'Economic game-changer': Ground broken on Drexel/Tower Health medical school in Wyomissing - 6/17/2019
Ground was broken Monday morning for the future medical school that will stand on what used to be a parking lot for the former VF Outlet Center in Wyomissing.
The Drexel University College of Medicine at Tower Health is scheduled to open at The Knitting Mills for the 2020-21 academic year.
According to local officials, it's part of a potential economic boom not only to Wyomissing and West Reading, but to all of Berks County.
“It's an economic game-changer for Reading and Berks,” said county commissioners President Christian Y. Leinbach, who attended the rainy-morning ceremony with several dignitaries, including Tower Health President and CEO Clint Matthews; Drexel University President John Fry; and Dr. Daniel Schidlow, the Drexel College of Medicine dean.
The school is being built on Parcel 9, across the railroad tracks from the former outlet mall.
Tower Health and Drexel signed a 20-year academic agreement in February, and third-year Drexel medical students began their core clinical rotations at Reading Hospital on May 29.
The school will train 200 students and feature traditional classrooms, learning communities and lecture halls, as well as state-of-the-art technology, Tower Health said in a press release. Students will be able to learn via simulated patient rooms, anatomy laboratories and simulation labs. Other features will include a fitness center, a library, a game room and a cafe.
“It is arguably the sixth college or university in the area,” Leinbach said. “That's well above the norm for a county of our size.”
Leinbach said that Drexel would not have signed the deal with Tower without The Knitting Mills redevelopment. He also said that Drexel officials were intrigued by the site being next to railroad tracks and would like passenger-rail service to resume to Berks from Philadelphia with a stop in Wyomissing.
“This is a potential game changer — resuming rail service,” Leinbach said.
The school will also help in keeping Berks' economy diversified.
Randy Peers, president and CEO of the Greater Reading Chamber Alliance, said that health care is the second-largest sector in Berks by employment with 31,100 workers, putting it just behind manufacturing at 32,200.
Health care is third in gross domestic product for the county, contributing 12.8%.
“Health care as a percentage of the local economy will continue to grow as the population gets older,” Peers said. “Therefore, it's incredibly important from a diversified economy perspective.”

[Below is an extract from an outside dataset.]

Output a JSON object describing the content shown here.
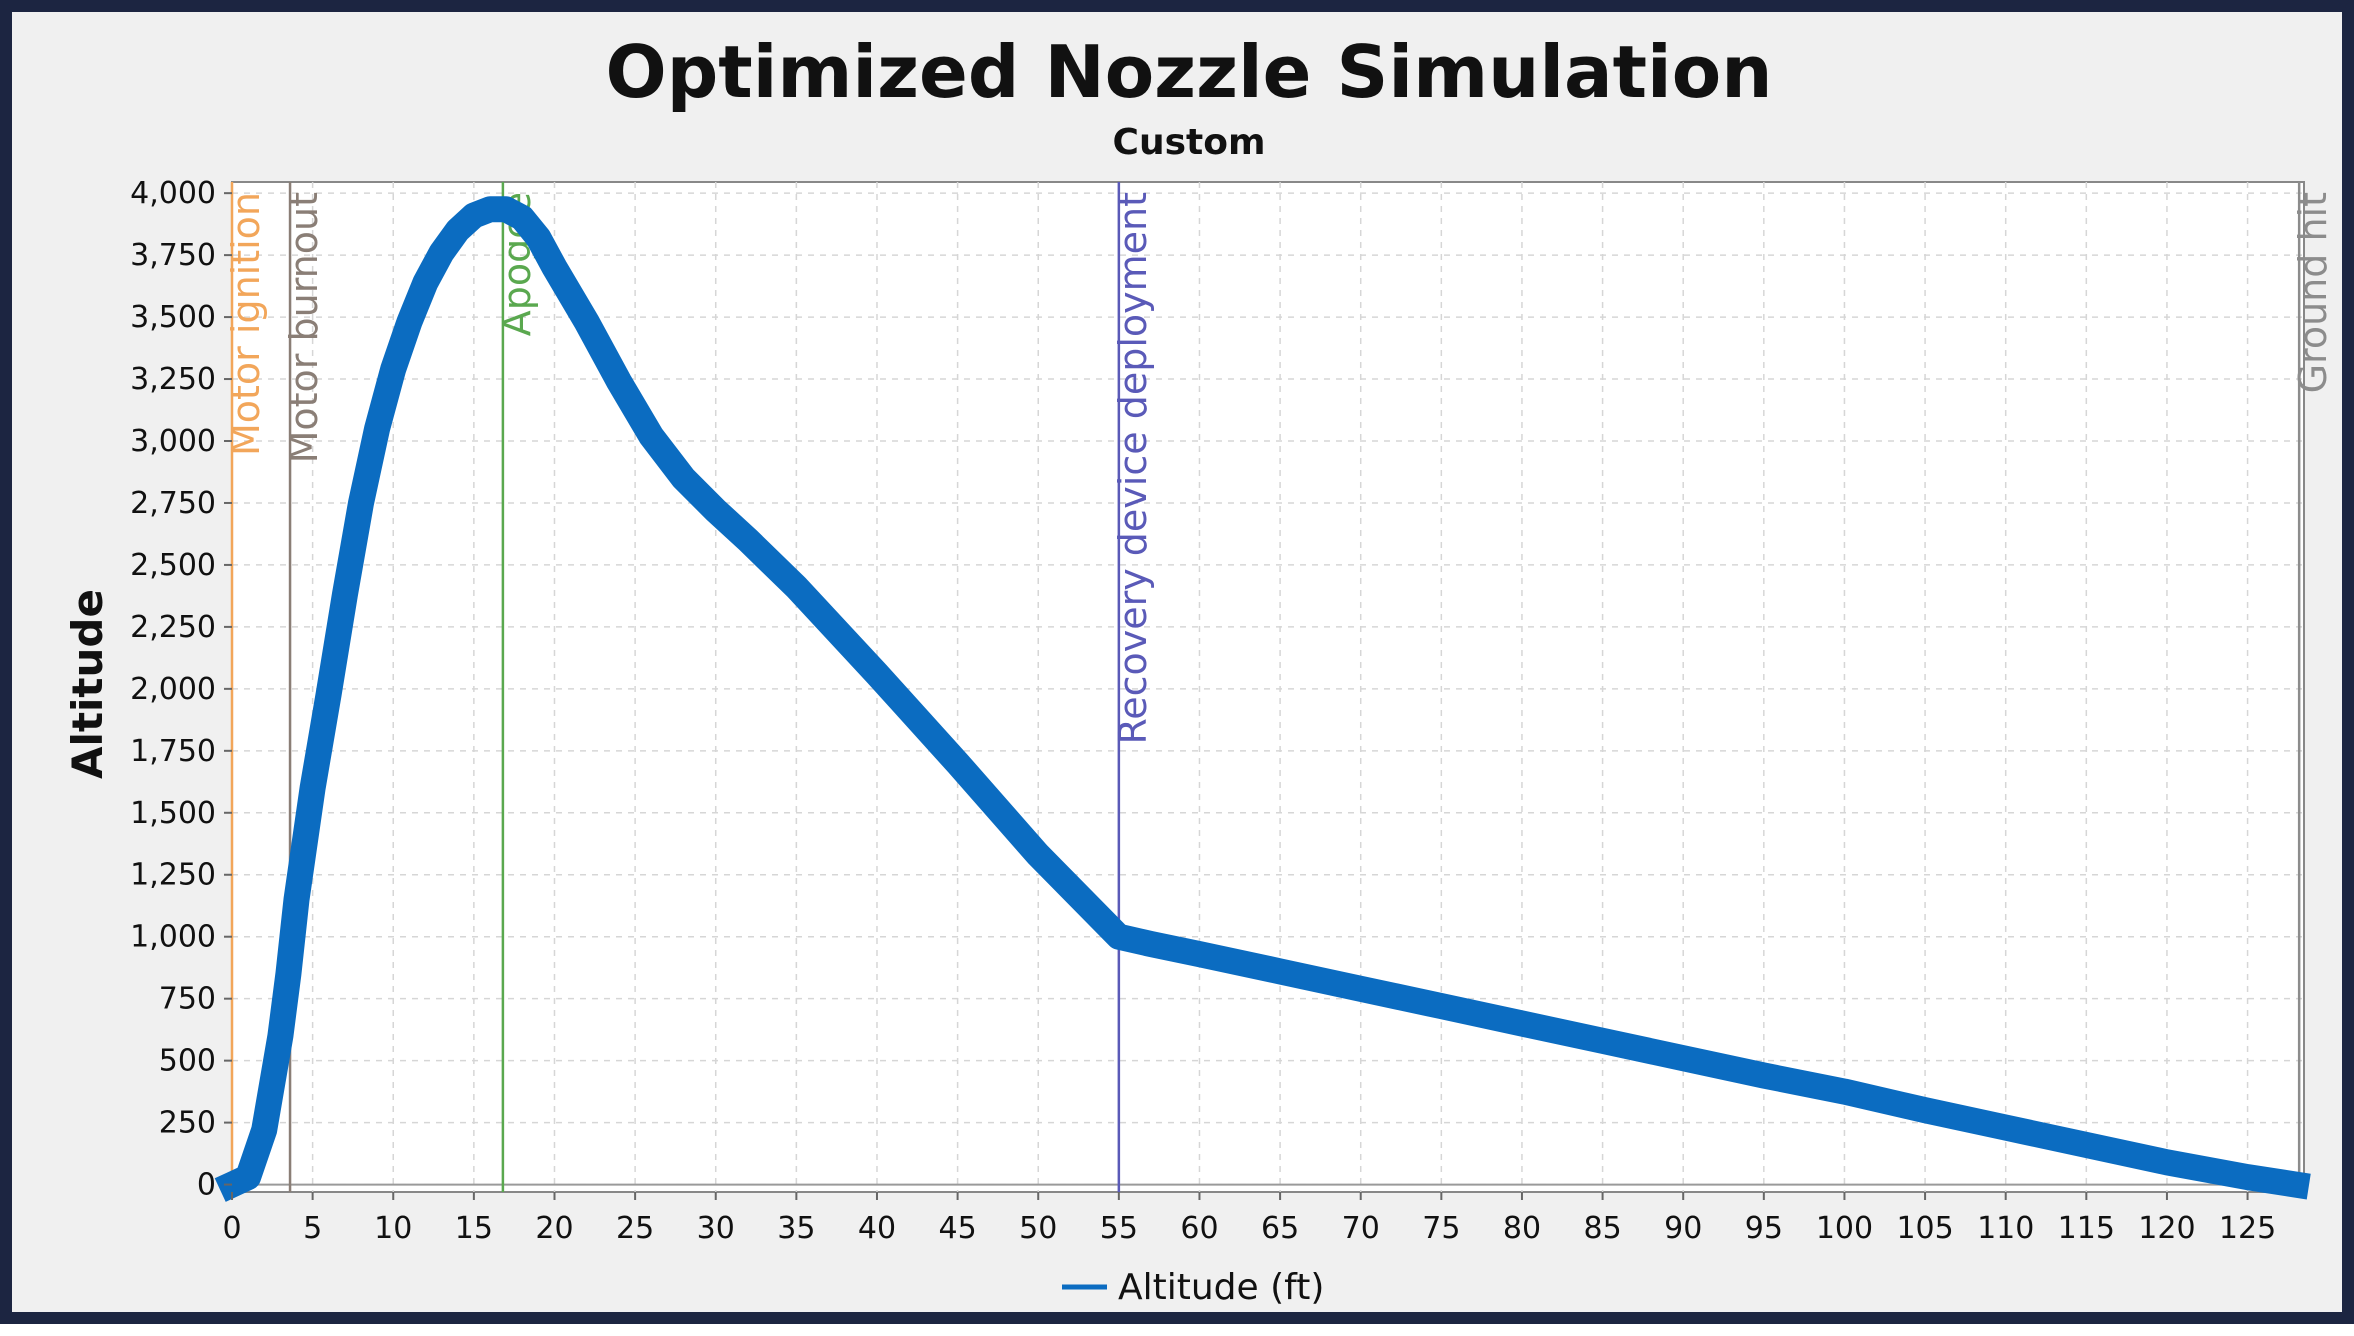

“We have the foundation of what could turn the region into a top-tier medical services region,” Leinbach said. “Up the road we have Penn State Health St. Joseph's, and there's a huge opportunity to see tremendous growth in the medical field.”
Keeping doctors here
Tower Health's Matthews said that the school will help prevent a brain drain from the county, citing a study that found 40% of doctors practice where they went to medical school.
“There's a need for primary care physicians (as the population gets older),” Matthews said. “In all of our markets, there's a deficit of primary care physicians.”
Nationally, he said, there will be a shortage of 120,000 primary care physicians nationwide by 2022.
The medical school is part of a redevelopment boom on the former VF site, which is being rebuilt by Equus Capital Partners.
Teleflex is building a medical device research facility next to the school. Across the railroad tracks, UGI Energy Services' new headquarters in the former Blue building is almost complete, and Sly Fox brewery officially opened its restaurant Sunday. VF Outlet relocated its store into the former Designers Building, and Orthopaedic Associates of Reading has also opened.
Construction is underway on a new Wawa at the corner of Penn and Park avenues.
Peers said the growth could spill outside the immediate area.
“This is the theory of density model," Peers said. "When density is maxed out in a small but desirable geographic area, it will migrate to the next nearest area that can absorb such growth.
“In this case, downtown Reading, the 18th Ward and Buttonwood Gateway are the likely beneficiaries of this migration.”